# Alpha Diversity Analysis

Alpha diversity indices offer insights into the species richness and evenness within individual microbiome samples. MicrobiomeStat supports a variety of indices including "shannon", "simpson", "observed\_species", "chao1", "ace", and "pielou". These diversity measures vary by assigning different weights to the abundant species. The alpha diversity measures can be conveniently calculated using `mStat_calculate_alpha_diversity` function. Note that rarefaction is highly recommended before calculating the diversity measures. `mStat_rarefy_data` can be used for this purpose.

For those functions performing alpha diversity analysis, they all include an `alpha.obj` parameter, which accepts a matrix of alpha diversity measures (rows - samples, columns - alpha diversity measures), either created by the user or by calling `mStat_calculate_alpha_diversity`. If `alpha.obj` parameter is NULL, `mStat_calculate_alpha_diversity` will be called autonomously.
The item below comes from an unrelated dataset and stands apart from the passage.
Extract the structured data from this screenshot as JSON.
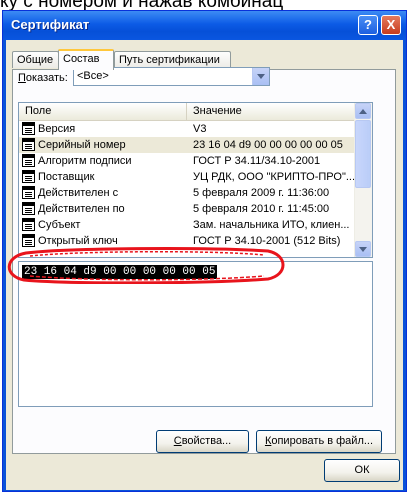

To speed up computation, we recommend calling `mStat_calculate_alpha_diversity` once and store the alpha diversity measures in a data object, which can be used later repeatedly.
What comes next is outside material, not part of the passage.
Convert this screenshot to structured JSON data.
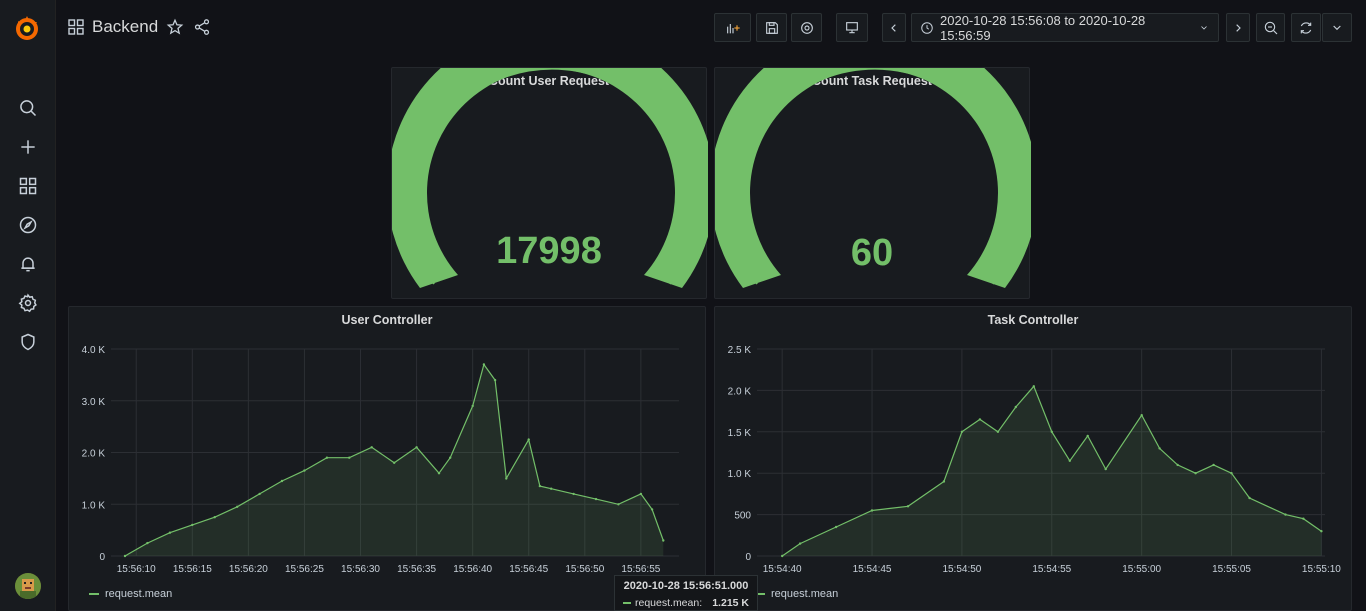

Next, we will illustrate how to perform alpha diversity analysis for cross-sectional data (or case-control data) using peerj32.obj. The first task is to test the association between alpha diversity and a variable of interest while adjusting for other variables (such as confounders and independent predictors). We achieve this using `generate_alpha_test_single`, which is based on multiple linear models.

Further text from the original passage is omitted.